Как-то артисты-москвичи завели нас в помещение бывшего кинотеатра «Ала-Тау». Импозантный фасад этого здания посмотрел на нас как-то косо: уж очень давно его не ремонтировали! А внутри! Эвакуированные сотрудники киностудии «Ленфильм» разместились в полуразрушенном бывшем кино — «в тесноте и в обиде». Отгородившись друг от друга шкафом или протянутой веревкой, на которой висели простыни, юбки и брюки, здесь жили многочисленные семьи киноработников. Как на гигантской сцене, на глазах у всех, они спали, ели, умывались, жарили на примусах картофельные оладьи… Пережидали тягостные месяцы войны, принося посильную пользу на съемках «Ивана Грозного». Но какие кинофильмы могли бы сравниться с этим фойе, вместившим столько жизней и столько судеб?
Постепенно, медленно я приобщалась к эмоциональному восприятию Алма-Аты. Когда слышишь незнакомый язык — все слова кажутся похожими, потому что не понимаешь ни одного. Ярко выраженная национальность в лицах в первое время тоже как бы сливает их восприятие в одно.
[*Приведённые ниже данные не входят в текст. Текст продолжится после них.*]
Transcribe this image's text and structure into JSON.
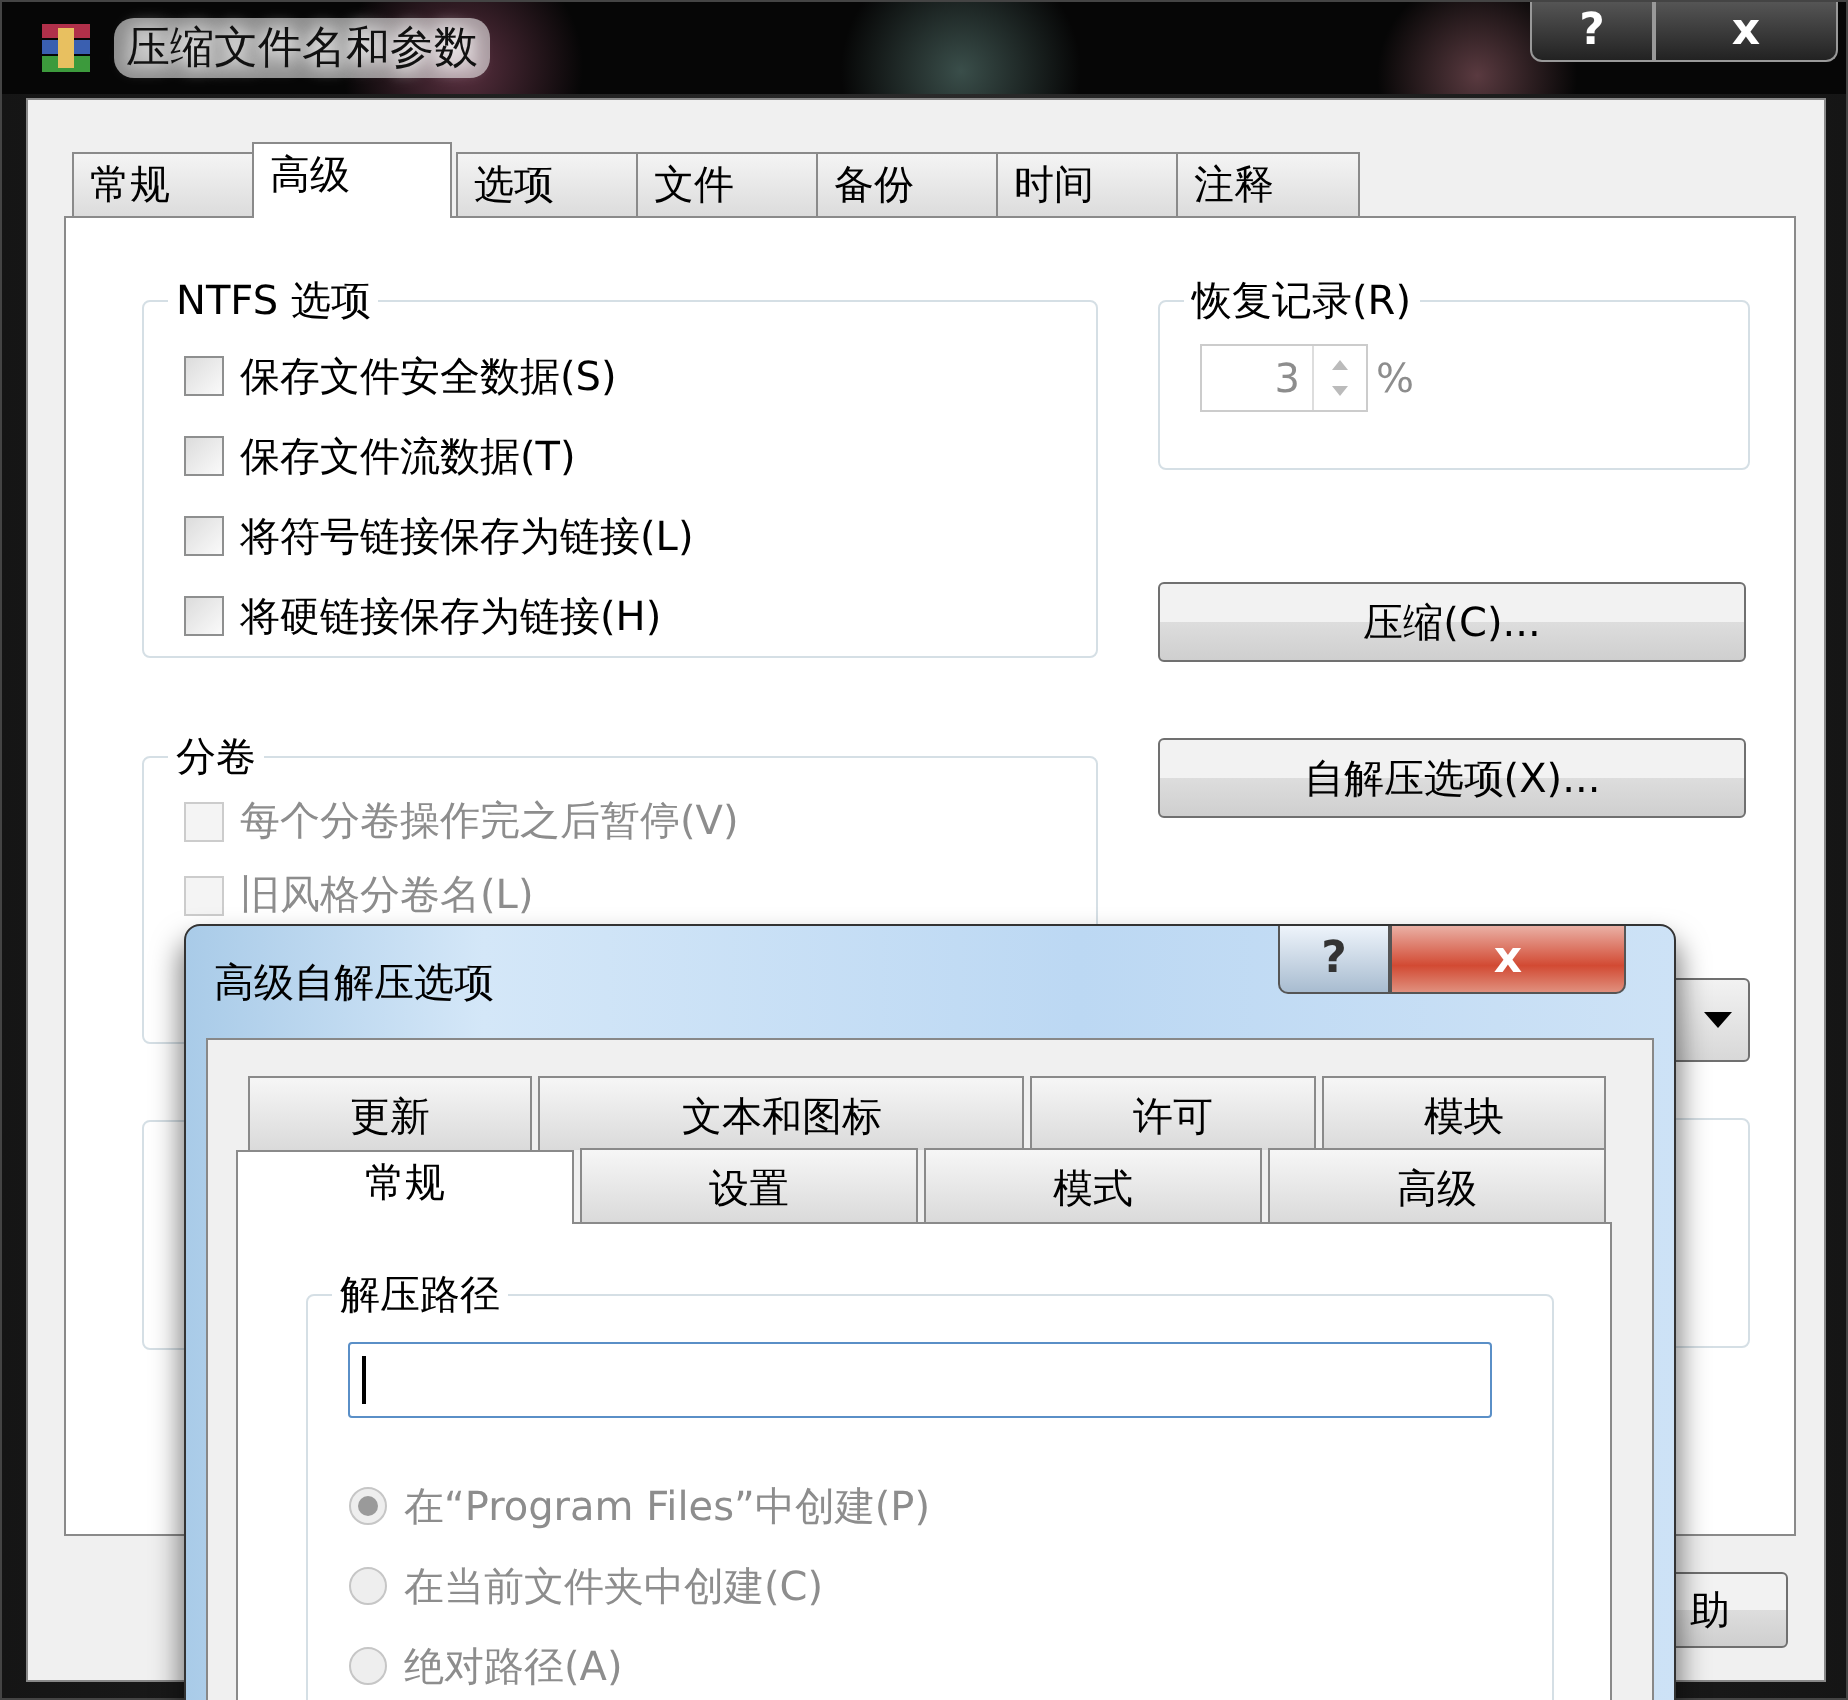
{
  "window": {
    "title": "压缩文件名和参数",
    "help": "?",
    "close": "x"
  },
  "tabs": [
    {
      "label": "常规",
      "selected": false
    },
    {
      "label": "高级",
      "selected": true
    },
    {
      "label": "选项",
      "selected": false
    },
    {
      "label": "文件",
      "selected": false
    },
    {
      "label": "备份",
      "selected": false
    },
    {
      "label": "时间",
      "selected": false
    },
    {
      "label": "注释",
      "selected": false
    }
  ],
  "ntfs": {
    "title": "NTFS 选项",
    "options": [
      {
        "label": "保存文件安全数据(S)",
        "checked": false,
        "disabled": false
      },
      {
        "label": "保存文件流数据(T)",
        "checked": false,
        "disabled": false
      },
      {
        "label": "将符号链接保存为链接(L)",
        "checked": false,
        "disabled": false
      },
      {
        "label": "将硬链接保存为链接(H)",
        "checked": false,
        "disabled": false
      }
    ]
  },
  "recovery": {
    "title": "恢复记录(R)",
    "value": "3",
    "unit": "%",
    "disabled": true
  },
  "buttons": [
    {
      "label": "压缩(C)..."
    },
    {
      "label": "自解压选项(X)..."
    }
  ],
  "volumes": {
    "title": "分卷",
    "options": [
      {
        "label": "每个分卷操作完之后暂停(V)",
        "checked": false,
        "disabled": true
      },
      {
        "label": "旧风格分卷名(L)",
        "checked": false,
        "disabled": true
      }
    ]
  },
  "bottom_button": {
    "label": "助"
  },
  "sfx_dialog": {
    "title": "高级自解压选项",
    "help": "?",
    "close": "x",
    "tab_rows": [
      [
        {
          "label": "更新",
          "selected": false
        },
        {
          "label": "文本和图标",
          "selected": false
        },
        {
          "label": "许可",
          "selected": false
        },
        {
          "label": "模块",
          "selected": false
        }
      ],
      [
        {
          "label": "常规",
          "selected": true
        },
        {
          "label": "设置",
          "selected": false
        },
        {
          "label": "模式",
          "selected": false
        },
        {
          "label": "高级",
          "selected": false
        }
      ]
    ],
    "path_group": {
      "title": "解压路径",
      "focused": true
    },
    "radios": [
      {
        "label": "在“Program Files”中创建(P)",
        "selected": true,
        "disabled": true
      },
      {
        "label": "在当前文件夹中创建(C)",
        "selected": false,
        "disabled": true
      },
      {
        "label": "绝对路径(A)",
        "selected": false,
        "disabled": true
      }
    ]
  }
}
Я была замкнута, чуждалась возобновления знакомства с теми, кто мог знать меня прежде, по Москве, сторонилась казахских товарищей.
Начальник управления по делам искусств Казахской ССР принял меня любезно, отсутствие мимики на его лице не помешало мне понять, что имею дело с весьма культурным человеком.
Но, казалось, я еще не вышла из поезда «Москва — Алма-Ата» и все еще смотрю в окно на проплывающие мимо картины жизни.
Ксана, комочек мой родной. Светлячок с родной земли! Как хорошо, что здесь, так далеко от Москвы, мы вместе. Скоро ли буду опять в любимом городе?! Как хорошо, что живая горсточка его тепла здесь, рядом, что могу помочь ее задержавшемуся цветению.
Что такое сахар, в войну знали не все дети. Помню, здесь, в Алма-Ате, дала кусочек пятилетнему. Повертел в руке, лизнул и, обернувшись к матери, удивленно сказал:
— Мама, он — сладкий.
Ксана пережила больше, чем вмещало ее худенькое тельце, хотя никогда не жаловалась на детский дом в Энгельсе. Сейчас она была со своей мамой, на каждый вопрос получала ответ: «можно».
— Все, что есть у нас, все, что хочешь, — можно.
Ее радовали люди, деревья, горы, восхищал Театр оперы и балета, «где мы с мамой живем», — гордо сообщала она всем.
Смех, который вдали от меня, вероятно, застревал в ее худеньком горле, теперь звучал часто, заливисто, и я тоже смеялась. Больше смеялась, чем радовалась, — нелегко найти свою правду в чужом театре. Единственно родным я все еще считала Центральный детский театр. Непрерывно тосковала по нему.
Да, если бы не живой родник — дочка, совладать со своим «я» было бы трудно.
Звала ее многими именами: то Руся (очень у нее личико русское), то Росинка, то полным именем — Роксана (редко), то, как в детстве, — Ксаночка, Ксаненок.